肽与主要组织相容性复合体(MHC)的结合对于T细胞识别抗原至关重要。为了促进疫苗设计,已开发出计算方法来预测MHC结合肽,对于结合肽的预测准确率达到70 - 90%,对于非结合肽的预测准确率达到40 - 80%,令人印象深刻。这些方法是针对固定长度的肽、有限数量的等位基因开发的,从小数量的非结合肽进行训练,并且在某些情况下直接基于序列。这些限制了预测覆盖范围和准确性,特别是对于非结合肽。期望探索从序列衍生的物理化学性质预测灵活长度结合肽且从多样的非结合肽集合进行训练的方法。这项工作探索了支持向量机(SVM)作为这样一种方法,通过使用4208 - 3252个结合肽和234,333 - 168,793个非结合肽来开发18个I类MHC和12个II类等位基因的预测系统,并通过一组独立的545 - 476个结合肽和110,564 - 84,430个非结合肽进行评估。
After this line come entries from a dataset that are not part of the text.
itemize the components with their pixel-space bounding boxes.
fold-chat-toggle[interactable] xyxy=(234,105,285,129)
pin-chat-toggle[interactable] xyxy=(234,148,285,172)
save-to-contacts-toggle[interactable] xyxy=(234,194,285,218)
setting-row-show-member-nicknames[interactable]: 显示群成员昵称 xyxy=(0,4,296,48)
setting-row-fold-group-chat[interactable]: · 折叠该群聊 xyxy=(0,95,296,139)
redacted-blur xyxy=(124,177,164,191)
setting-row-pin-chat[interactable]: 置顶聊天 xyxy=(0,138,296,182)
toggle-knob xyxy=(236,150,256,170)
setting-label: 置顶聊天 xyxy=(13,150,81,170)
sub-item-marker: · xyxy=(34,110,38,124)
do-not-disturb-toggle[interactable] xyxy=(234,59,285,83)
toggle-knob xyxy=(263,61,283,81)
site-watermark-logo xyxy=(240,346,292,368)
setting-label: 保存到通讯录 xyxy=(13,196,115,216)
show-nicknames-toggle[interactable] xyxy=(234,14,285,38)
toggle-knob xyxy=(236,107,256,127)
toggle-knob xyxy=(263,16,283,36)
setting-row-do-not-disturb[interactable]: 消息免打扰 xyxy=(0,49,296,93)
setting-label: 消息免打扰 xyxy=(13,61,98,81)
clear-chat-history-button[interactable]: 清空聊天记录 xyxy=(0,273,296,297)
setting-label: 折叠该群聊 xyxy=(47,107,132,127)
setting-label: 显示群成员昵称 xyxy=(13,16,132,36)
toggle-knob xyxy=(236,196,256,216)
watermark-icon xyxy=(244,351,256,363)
对于25个等位基因,结合肽准确率为86 - 99%,对于5个等位基因,结合肽准确率为70 - 80%,对于30个等位基因,非结合肽准确率为96 - 99%。与其他结果相比,结合肽准确率相当,非结合肽准确率大幅提高。我们的方法正确预测了2005年最后4个月新发表的15个表位中的73.3%。在其他方法预测为结合肽的251个最近发表的HLA - A*0201非表位中,我们的方法将63个预测为结合肽。对HIV - 1基因组的筛选表明,与其他方法相比,其已知表位的正确预测百分比相当(75 - 100%),而其组成肽被预测为结合肽的百分比更低(24个等位基因为0.01 - 5%,6个等位基因为5 - 8%)。可通过……访问我们的软件。